Ozzy The Brand
He’s so inconic. So human. So unfiltered. We love John Osbourne. Actually no, we love Ozzy, we don’t really know John. And it was the reality TV show which brought him to stardom, according to his wife Sharon in ‘The 9 Lives Of Ozzy Osbourne‘, which is a rather sweet, sad and salty watch.
You see, it’s one thing being a Rock icon, but it’s quite another to cross over to the mainstream – despite Black Sabbath, ‘Blizzard Of Ozz’, Ozzfest, it was only after the reality TV show that he achieved his first No1 single.
Sometimes, that obscures the music. This is a shame because recently Ozzy has produced some stunning Hard Rock albums. For me, the Metallic mid and late 80’s albums are in and out of my pleasure centres like a sour plum, but the last 3 albums, particularly 2020’s ‘Ordinary Man’, are fabulous.
As NME said;
‘But, on ‘Patient Number 9’, he sounds far from the frail man the swirl of headlines might suggest.’

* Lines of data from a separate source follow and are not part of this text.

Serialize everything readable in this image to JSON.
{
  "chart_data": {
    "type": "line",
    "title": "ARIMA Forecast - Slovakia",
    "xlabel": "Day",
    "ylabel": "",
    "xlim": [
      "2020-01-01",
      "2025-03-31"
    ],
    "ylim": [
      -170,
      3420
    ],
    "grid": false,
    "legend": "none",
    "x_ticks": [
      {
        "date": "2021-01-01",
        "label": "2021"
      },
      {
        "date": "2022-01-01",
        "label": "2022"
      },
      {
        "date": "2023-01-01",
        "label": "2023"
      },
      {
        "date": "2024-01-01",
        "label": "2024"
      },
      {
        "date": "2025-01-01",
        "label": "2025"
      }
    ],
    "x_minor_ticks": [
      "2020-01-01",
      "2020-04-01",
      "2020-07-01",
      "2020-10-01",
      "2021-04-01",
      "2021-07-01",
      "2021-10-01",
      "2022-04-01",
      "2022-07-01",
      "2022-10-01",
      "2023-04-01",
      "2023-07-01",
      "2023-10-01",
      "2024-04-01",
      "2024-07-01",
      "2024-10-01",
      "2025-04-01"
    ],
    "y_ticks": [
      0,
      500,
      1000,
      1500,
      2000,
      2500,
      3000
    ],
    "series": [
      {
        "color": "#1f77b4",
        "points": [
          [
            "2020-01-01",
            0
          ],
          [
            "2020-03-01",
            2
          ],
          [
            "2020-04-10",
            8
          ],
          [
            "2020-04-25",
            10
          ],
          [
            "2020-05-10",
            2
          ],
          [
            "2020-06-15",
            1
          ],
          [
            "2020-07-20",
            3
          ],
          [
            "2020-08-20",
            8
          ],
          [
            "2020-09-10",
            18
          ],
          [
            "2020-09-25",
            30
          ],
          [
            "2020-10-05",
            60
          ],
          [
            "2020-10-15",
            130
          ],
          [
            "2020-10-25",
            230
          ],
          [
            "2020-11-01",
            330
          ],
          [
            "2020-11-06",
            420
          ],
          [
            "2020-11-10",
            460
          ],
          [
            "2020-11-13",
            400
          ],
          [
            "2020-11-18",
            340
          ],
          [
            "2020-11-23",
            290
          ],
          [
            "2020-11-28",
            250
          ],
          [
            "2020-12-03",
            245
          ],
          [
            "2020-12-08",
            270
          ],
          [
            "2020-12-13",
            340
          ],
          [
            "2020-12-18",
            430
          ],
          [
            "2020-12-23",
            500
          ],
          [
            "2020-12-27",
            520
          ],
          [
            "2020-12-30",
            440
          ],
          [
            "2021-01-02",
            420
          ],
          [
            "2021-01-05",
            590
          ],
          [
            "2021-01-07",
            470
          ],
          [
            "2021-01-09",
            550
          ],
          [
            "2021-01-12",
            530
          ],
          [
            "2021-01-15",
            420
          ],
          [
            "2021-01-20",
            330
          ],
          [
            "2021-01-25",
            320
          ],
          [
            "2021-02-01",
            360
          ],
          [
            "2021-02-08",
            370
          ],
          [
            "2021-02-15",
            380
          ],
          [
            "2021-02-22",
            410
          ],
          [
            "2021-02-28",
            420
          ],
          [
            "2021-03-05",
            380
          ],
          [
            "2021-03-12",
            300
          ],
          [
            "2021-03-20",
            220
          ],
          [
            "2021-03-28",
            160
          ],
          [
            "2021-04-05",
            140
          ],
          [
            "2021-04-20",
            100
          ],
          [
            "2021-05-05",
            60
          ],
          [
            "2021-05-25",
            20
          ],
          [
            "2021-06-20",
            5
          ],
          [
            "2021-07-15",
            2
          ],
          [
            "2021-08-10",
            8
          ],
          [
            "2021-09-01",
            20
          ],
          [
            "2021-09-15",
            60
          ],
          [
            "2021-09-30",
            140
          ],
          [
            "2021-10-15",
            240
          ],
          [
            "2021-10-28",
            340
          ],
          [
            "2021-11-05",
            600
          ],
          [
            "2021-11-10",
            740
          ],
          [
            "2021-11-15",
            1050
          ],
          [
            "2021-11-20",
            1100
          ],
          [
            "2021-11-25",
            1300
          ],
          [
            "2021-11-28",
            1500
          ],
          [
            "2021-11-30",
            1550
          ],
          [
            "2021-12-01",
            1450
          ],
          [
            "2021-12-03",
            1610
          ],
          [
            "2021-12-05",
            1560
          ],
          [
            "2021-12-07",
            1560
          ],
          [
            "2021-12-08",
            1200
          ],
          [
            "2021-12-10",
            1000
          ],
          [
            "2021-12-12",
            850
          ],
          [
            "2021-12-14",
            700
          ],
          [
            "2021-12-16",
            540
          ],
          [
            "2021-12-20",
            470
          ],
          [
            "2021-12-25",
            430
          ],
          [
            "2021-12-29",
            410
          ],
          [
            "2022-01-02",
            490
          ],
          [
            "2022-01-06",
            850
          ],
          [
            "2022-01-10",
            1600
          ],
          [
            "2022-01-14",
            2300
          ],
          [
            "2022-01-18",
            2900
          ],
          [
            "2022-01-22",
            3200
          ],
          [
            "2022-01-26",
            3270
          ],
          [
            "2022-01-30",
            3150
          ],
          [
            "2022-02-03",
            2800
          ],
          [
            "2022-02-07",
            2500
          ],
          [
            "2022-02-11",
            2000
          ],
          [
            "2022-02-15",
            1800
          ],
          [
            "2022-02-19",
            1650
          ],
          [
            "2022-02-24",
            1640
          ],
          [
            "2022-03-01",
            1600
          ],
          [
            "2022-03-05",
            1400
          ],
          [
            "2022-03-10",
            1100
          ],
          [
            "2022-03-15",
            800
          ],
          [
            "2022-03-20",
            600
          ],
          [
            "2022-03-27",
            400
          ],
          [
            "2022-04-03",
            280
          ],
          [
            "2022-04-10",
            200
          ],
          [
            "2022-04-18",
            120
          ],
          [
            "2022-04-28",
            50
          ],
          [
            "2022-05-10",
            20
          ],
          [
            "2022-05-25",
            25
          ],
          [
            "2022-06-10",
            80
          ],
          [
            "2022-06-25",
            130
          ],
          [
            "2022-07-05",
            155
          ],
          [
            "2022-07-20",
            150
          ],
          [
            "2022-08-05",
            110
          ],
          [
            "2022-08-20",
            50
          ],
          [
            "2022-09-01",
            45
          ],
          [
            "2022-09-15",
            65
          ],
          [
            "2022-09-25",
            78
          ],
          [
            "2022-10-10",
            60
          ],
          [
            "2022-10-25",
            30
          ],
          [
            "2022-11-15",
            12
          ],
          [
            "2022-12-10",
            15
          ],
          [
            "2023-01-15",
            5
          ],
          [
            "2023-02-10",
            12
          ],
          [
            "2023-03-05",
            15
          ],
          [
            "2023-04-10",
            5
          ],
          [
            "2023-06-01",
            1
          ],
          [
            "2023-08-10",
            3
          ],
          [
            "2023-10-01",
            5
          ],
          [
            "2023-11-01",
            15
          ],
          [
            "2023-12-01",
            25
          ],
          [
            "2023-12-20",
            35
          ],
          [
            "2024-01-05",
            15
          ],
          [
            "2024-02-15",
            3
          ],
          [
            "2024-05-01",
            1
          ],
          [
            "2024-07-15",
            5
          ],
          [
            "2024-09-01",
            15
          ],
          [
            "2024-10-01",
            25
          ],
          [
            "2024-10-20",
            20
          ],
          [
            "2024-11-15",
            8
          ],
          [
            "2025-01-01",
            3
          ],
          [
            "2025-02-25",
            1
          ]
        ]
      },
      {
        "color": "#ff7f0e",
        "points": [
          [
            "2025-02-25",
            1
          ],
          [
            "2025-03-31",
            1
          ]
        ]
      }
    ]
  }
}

And Now We Have Another Album To Add
Yes, Patient No 9 is a bit of a stunner. And a surprise too. It’s produced by producer extraordinaire Andrew Watt (remember that rafter-shaking Rock minster California Breed? That was him, with Glenn Hughes) and he has allowed so much room for Ozzy’s character to come through, for guests to enjoy themselves, for oddly effective nostalgia to be tried, that it’s almost a masterstroke.
You Said Nostalgia?
I did. And what a surprising choice. Because ‘Immortal’, with a swooping six string solo from Mike McCready’ sounds like it’s continued the riffing from Sabbath’s ‘Never Say Die’ and Tony Iommi’s second solo in ‘No Escape From Now’ could have been plucked from their 1978 ‘Technical Ecstasy’ album, so thick but radio-ready is it.
This kind of nostalgia isn’t what a lot of Black Sabbath and Ozzy fans want, is it? Those 2 mid and late 70’s albums were not and are not lauded, ignored sometimes too, a bit like Ronnie James Dio’s return on 1992’s stunning ‘Dehumanizer’. Or ‘Forbidden’…yeah, let’s draw a veil over that.
I love those two albums; they weren’t Black Sabbath as we expected or were used to, but putting that expectation aside, ‘Rock ‘N’ Roll Doctor’ and ‘Johnny Blade’ a blooming marvellous, aren’t they?
Just me then. But it has an audacity and radio intention which has to be admired.
Talking Of Radio…
That chorus on the title track makes space in your musical sensors and settles onto the sofa, whilst Jeff Beck uncorks a rather ZZ Top-sounding solo, another audacity.
Eric Clapton channels David Gilmour in the noodling, floaty feel to almost Folky ‘One Of Those Days’ and Beck is back, attempting to burn out all 6 strings for ‘A Thousand Shades’.
It’s Still Tough Though
It is, mainly when Mr Z Wylde is present. Zakk adds a groovy riff to a dirty bass on ‘Parasite’, ‘Evil Shuffle’ has an oddly jaunty feel, but so sizeable, it resembles mid 70’s Sabs.
And then ‘Degradation Rules’ mixes both early Sabs with a wailing harmonica and commercial accessibility in the middle. Oh, and a Psyche-tinged, Iommi solo.
Is This The End?
Who knows? Ozzy doesn’t have to tour, he can just work in the studio. He works with people he likes, he has mates in, he wrote the majority of the songs with people he trusts and that works beautifully, which allows him to do things you wouldn’t expect.
That’s what he does here, even after more than 40 years; long may that continue.